Upon assuming the throne of America, Joe Biden will act swiftly to bring about his agenda of evil. His first move will be to pardon most of the criminals, including his son Hunter, who illegally paved his way to office.
Next, he plans to endorse the most heinous act conceivable by man, abortion, by allowing women to write it off in their taxes.
“What it really comes down to is that it’s a business expense. A women’s body is her business. Maintaining that business should be a tax write off.”
These were the words spoken by the president-elect this week in a speech given at a private donors dinner in San Francisco.
Liberals across the nation are scurrying to schedule abortions before the upcoming tax deadline. Christinith Pelosi, a scheduler for Planned Parenthood, tells us, “Business is booming. This announcement was a real boon for our industry.”
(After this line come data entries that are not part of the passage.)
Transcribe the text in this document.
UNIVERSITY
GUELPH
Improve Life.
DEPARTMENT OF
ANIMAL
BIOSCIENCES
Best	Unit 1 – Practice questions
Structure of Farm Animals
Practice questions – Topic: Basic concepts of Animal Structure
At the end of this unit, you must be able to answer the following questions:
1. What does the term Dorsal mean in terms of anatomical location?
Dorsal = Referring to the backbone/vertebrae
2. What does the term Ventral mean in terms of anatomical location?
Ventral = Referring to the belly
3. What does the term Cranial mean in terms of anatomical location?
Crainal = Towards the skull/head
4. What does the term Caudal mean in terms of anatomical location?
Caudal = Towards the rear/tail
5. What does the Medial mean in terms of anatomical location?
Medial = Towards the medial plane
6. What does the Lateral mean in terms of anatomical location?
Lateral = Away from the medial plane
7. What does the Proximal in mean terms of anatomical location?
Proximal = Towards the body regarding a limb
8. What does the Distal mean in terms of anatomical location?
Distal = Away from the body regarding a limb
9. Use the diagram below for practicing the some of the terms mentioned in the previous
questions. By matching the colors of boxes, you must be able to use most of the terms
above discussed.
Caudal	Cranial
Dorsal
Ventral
Abortionists themselves, however, are a little worried about the uptake in abortions. An abortion specialist who wanted to remain anonymous said, “We simply don’t have the bed or dumpster space to accommodate this kind of traffic. At this pace, we will soon have to set up triage tents in our parking lots. We may even have to fly in abortionists from other countries.”
Perhaps this is a bizarre form of remorse? After all, the three women currently impregnated by Hunter Biden are eager to get their abortions. Marcia Broflovski, Jan Mauer, and Cindy Brady have already scheduled their abortions for January 21 at the Dover, Delaware branch of Planned Parenthood. This could be looked at as some sort of payoff to them.
This harkens back to the wise words of Road House star Sam Elliott, “If Trump isn’t re-elected, our streets will run red with the blood of infants.”
I wonder if he knew how true his words would come to be?